BIJLAGE 1E WIJZIGINGSPROTOCOL FUNCTIEWAARDERING 1 JANUARI 2003

Functiewaardering per 1 januari 2003

Vanaf 1 januari 2003 geldt een nieuwe systematiek voor de functie-indeling van vaste medewerkers. Deze systematiek bevat drie indelingsinstrumenten en een indelingsprocedure, waarmee het niveau van de functie dient te worden bepaald. Deze instrumenten en de procedure worden hierna toegelicht.

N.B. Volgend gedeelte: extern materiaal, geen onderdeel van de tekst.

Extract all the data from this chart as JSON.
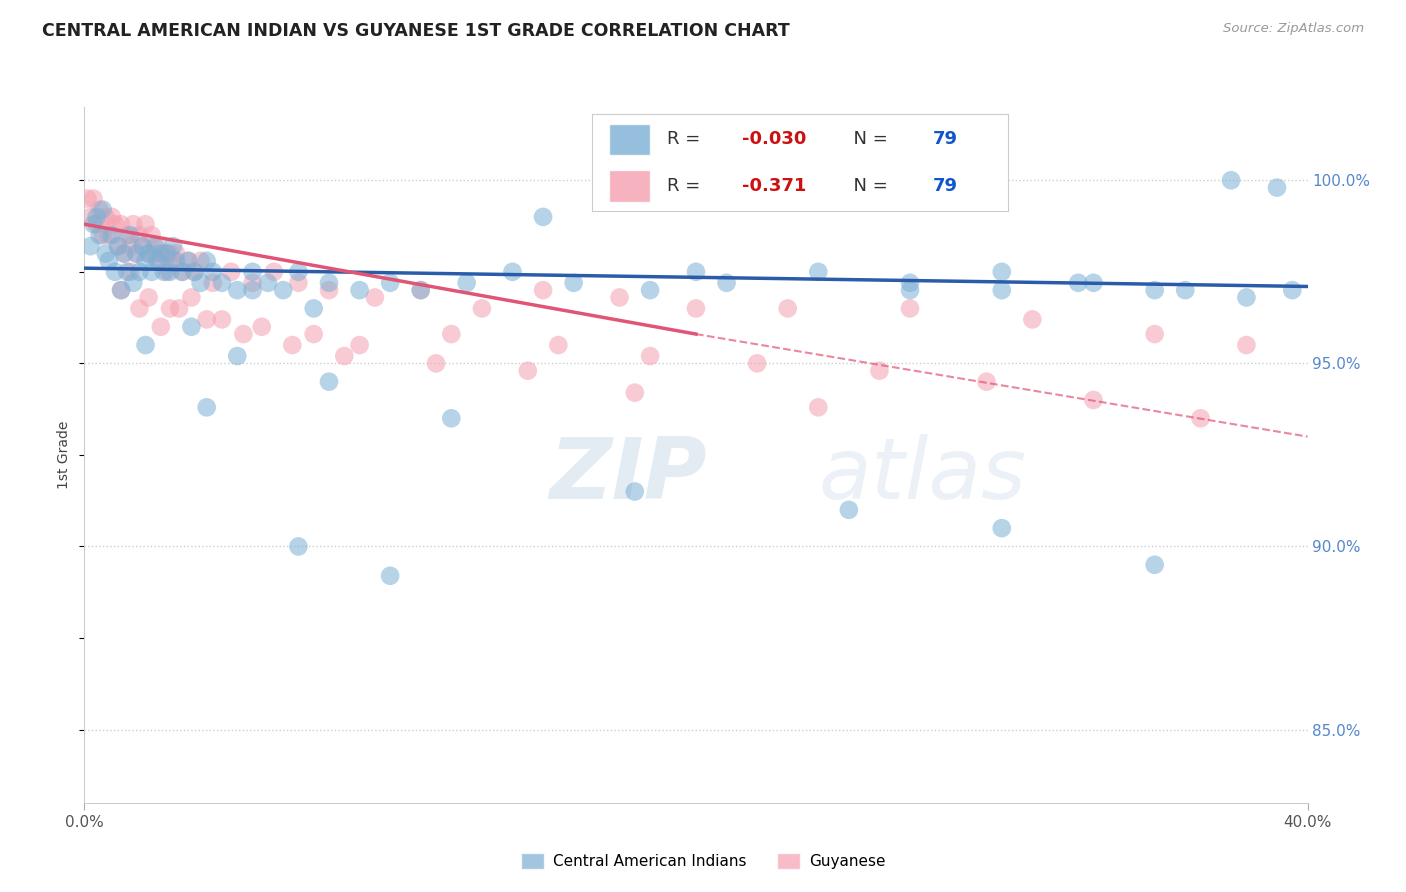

A. Functie-indelingsinstrumenten

Er zijn drie instrumenten voor functie-indeling:

1. Functieraster

Het functieraster is het primaire indelingsinstrument. In de linkerkolom van het functieraster staan de negen functieklassen, zoals die door de ABU zijn vastgesteld. Deze komen overeen met de salarisschalen van de salaristabel in Bijlage I van de CAO voor Vaste Medewerkers van Uitzendondernemingen.

Rechts van deze kolom staat een omschrijving van algemene kenmerken die horen bij de groep functies van een bepaalde klasse (de zogenaamde groepskenmerken). Deze kenmerken geven voor iedere functieklasse een algemene, abstracte niveautypering.

In de volgende kolommen staan per functiefamilie alle ABU-referentiefuncties gesorteerd naar functieklasse. De benamingen van de functiefamilies staan in de bovenste rij van het functieraster aangegeven. Het betreft de families: Commercieel, Secretariaat & Administratie, Financiën & Controlling, Personeel & Organisatie, Marketing & Communicatie, ICT en Facilitaire Zaken.

2. Functieniveaumatrix

De functieniveaumatrix heeft dezelfde structuur als het functieraster. In de linkerkolom van de functieniveaumatrix staan de functieklassen, zoals in het functieraster.

In de volgende kolommen staan per functiefamilie de niveaukenmerkende activiteiten (werkzaamheden) die typerend zijn voor een bepaalde functieklasse. Deze niveaukenmerkende activiteiten zijn bedoeld als nadere specificatie van de algemene groepskenmerken. De functieniveaumatrix is bedoeld als aanvullend indelingsinstrument naast het functieraster.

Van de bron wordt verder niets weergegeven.